Abigail’s eyes light up. She knows instantly.
“When I ride my horse,” she says.
“When I ride I have to let go and relax, because horses feel any tension or anxiety. But I also have to be totally aware of the situation, what is going on, the world around me.”
Reconnecting with our deeper knowing, remembering our inner wisdom
Riding horses is Abigail’s passion.
She already knows intimately this state of being aware and heightened AND relaxed and unpressured – all at once. For her this is a state of flow and delight.
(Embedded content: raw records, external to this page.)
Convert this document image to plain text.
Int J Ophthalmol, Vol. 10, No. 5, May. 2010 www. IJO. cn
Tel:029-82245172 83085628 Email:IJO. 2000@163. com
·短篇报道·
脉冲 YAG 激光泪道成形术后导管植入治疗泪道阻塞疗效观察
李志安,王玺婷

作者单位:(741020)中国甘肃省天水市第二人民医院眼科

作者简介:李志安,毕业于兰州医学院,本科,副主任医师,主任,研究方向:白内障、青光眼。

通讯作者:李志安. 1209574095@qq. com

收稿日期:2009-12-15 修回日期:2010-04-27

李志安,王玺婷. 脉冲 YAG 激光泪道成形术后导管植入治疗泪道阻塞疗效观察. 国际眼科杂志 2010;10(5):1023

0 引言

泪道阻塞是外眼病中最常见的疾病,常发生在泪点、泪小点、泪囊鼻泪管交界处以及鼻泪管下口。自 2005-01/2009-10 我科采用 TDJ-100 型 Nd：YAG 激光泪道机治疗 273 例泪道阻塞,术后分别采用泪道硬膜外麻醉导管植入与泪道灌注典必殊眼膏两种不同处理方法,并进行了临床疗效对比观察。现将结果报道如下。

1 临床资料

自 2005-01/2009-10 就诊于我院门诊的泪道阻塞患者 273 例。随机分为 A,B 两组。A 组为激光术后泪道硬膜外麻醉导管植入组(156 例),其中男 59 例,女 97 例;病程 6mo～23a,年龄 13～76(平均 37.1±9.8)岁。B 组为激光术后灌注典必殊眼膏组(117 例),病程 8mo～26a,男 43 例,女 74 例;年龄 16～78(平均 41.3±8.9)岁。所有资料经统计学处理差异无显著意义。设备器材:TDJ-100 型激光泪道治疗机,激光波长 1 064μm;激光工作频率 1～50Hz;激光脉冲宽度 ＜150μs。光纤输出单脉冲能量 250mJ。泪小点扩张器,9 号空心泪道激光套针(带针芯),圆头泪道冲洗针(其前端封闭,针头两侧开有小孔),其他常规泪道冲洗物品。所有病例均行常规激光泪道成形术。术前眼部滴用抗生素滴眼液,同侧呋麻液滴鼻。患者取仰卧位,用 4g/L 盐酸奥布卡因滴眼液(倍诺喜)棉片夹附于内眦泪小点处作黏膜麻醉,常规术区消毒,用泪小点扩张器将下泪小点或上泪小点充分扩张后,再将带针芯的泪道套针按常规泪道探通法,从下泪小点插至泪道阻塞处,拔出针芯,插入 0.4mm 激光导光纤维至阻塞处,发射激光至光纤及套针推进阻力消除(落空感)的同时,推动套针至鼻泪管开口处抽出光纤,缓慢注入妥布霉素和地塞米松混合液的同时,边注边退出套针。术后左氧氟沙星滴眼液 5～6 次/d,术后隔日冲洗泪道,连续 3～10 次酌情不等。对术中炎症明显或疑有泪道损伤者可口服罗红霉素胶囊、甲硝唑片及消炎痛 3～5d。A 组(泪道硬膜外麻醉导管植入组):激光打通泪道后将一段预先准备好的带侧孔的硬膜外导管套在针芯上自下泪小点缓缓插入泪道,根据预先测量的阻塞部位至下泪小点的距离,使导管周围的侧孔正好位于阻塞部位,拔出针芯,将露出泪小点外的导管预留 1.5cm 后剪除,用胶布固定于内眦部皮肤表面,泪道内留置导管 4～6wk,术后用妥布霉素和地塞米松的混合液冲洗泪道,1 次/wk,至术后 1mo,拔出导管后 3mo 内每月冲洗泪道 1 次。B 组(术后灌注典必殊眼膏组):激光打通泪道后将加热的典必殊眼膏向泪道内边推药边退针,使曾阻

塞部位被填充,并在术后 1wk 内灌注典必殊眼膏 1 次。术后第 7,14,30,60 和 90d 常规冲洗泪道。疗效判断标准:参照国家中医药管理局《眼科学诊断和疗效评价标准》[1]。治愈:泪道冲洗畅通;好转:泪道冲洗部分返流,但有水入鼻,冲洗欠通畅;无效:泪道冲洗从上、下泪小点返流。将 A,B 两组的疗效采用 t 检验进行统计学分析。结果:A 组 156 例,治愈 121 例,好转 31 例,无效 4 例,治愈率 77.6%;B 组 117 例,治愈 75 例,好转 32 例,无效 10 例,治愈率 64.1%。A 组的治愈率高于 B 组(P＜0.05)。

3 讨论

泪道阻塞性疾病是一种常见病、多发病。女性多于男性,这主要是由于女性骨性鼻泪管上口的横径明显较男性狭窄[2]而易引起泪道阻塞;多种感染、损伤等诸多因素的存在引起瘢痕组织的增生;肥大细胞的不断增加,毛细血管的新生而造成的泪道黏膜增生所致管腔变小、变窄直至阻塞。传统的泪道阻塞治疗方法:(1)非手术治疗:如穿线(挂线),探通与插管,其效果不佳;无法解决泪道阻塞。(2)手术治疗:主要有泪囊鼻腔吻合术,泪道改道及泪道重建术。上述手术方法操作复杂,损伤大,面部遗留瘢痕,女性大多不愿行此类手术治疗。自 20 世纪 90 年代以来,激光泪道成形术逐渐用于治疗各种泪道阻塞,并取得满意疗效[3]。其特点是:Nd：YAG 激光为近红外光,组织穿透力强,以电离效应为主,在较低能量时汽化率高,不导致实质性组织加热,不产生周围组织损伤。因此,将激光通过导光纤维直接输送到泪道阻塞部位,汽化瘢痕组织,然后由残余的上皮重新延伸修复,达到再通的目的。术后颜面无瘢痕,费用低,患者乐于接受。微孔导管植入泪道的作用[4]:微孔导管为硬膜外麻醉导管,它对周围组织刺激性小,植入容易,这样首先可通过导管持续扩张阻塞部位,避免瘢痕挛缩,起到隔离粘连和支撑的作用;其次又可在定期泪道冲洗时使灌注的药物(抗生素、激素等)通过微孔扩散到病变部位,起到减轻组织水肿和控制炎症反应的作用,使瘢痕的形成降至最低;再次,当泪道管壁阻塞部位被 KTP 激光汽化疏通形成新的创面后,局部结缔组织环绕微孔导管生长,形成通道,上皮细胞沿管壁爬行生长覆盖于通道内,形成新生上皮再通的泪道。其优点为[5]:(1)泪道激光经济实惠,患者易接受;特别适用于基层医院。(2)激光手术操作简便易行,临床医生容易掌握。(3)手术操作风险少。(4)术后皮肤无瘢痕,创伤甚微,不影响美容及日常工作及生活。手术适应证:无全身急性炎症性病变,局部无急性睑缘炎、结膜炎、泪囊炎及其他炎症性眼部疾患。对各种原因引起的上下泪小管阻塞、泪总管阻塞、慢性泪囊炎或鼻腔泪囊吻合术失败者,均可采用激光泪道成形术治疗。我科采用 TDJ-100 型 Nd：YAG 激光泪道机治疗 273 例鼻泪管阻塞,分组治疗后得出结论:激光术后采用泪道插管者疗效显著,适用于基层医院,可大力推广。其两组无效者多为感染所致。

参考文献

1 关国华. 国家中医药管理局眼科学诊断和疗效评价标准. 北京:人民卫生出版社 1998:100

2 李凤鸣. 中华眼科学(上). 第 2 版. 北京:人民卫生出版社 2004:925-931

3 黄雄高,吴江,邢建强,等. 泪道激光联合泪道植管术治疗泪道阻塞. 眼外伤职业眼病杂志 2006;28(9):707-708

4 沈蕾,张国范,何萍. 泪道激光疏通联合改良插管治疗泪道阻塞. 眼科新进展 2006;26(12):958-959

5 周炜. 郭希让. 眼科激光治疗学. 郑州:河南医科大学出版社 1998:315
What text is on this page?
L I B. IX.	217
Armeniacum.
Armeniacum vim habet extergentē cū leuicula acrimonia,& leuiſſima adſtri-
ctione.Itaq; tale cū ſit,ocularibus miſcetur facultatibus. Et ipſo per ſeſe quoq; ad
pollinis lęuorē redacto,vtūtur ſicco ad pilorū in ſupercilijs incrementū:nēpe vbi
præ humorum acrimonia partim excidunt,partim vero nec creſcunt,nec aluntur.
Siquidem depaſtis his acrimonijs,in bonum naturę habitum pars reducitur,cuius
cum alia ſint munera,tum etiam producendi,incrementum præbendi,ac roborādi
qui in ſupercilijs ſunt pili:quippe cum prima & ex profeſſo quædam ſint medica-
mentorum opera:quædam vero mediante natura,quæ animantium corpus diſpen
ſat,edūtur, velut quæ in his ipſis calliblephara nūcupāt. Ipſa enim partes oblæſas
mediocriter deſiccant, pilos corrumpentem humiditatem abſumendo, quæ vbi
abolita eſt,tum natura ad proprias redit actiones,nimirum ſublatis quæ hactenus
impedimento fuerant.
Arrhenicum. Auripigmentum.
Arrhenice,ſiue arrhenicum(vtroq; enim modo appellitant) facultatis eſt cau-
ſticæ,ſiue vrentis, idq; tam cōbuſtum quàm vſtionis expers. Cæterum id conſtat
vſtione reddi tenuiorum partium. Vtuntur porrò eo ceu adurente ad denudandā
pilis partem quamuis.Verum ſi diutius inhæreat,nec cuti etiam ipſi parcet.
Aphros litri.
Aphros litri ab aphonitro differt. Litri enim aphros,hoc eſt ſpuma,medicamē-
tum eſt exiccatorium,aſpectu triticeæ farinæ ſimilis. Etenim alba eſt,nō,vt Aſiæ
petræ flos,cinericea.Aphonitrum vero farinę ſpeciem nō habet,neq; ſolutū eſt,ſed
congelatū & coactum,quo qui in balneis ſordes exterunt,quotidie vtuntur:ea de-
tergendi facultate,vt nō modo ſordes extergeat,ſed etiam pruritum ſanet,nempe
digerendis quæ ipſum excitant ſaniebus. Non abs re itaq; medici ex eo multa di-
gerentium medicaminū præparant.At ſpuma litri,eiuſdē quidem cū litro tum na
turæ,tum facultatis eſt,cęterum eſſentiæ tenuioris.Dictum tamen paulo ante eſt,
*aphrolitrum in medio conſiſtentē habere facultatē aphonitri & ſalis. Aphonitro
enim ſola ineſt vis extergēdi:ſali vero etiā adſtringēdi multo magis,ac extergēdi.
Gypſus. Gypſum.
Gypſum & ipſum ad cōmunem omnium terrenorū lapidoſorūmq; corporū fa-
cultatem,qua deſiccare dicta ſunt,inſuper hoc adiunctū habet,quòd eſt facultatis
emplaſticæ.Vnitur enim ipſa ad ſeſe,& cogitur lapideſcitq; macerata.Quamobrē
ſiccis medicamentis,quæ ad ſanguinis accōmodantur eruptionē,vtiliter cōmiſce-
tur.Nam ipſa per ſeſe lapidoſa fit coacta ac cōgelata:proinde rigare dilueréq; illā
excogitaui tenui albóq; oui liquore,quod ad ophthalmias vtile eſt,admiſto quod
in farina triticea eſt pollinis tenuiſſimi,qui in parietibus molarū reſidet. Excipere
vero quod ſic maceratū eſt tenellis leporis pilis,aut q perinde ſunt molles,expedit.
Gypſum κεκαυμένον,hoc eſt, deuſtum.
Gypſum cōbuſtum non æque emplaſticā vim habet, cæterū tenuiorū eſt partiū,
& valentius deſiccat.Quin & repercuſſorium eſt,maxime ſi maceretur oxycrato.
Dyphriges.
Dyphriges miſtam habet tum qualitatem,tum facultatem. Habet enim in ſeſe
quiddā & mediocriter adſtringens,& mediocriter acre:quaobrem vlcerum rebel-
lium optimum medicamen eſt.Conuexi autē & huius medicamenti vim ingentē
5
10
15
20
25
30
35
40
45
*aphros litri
In fact, one could say the reason she loves riding so much is because it gives her the state that in most other areas of her life she struggles to access.
Her love of horse riding, like the holiday, like the spangly shoes, (and on a good day, like the coach) just mirrors back something important in her being that she already knows.
She just forgot.
She just imagines – as most of us do, that that state of consciousness, that flow and integration of different energies, does not get to come to work. That a state of no pressure, letting go, while being aware and attentive, somehow disappears at the office door, or in the meeting with her new manager.
That’s a trick we all play on ourselves. And one we play on each other collectively.
And that is a shame, because then we all feel partial and fragmented. We don’t bring the best of us to all that we do. And our businesses and organisations operate in ways that are also partial and fragmented. It’s particularly a shame, because then we believe much more than we need to, that this is because we have terrible problems, and are in need of solutions or fixing.
And all the time we know what it is …
To ride our horse.
To party ‘til dawn.
To sit in silence like the mountain.
To gasp in wonder at the huge vista of light, where sky meets shore.
We already know those parts of us, because we already have them all.
We just sometimes need reminding.
Becoming a leader means becoming yourself
The leadership researcher Warren Bennis once said,
“Becoming a leader is synonymous with becoming yourself. It is that simple and also that difficult”.
***
What is it you already know, and love, and are intimately connected with that brings you what you spend so much time seeking?
How about you bring that quality, that way of being that you already know, to work, today, tomorrow, and every day?
Ride the horse that is yours to ride. Dance the dance in your spangly shoes. Bring the stillness of the mountain onto the tube with you.
And then we can see about problems and solutions.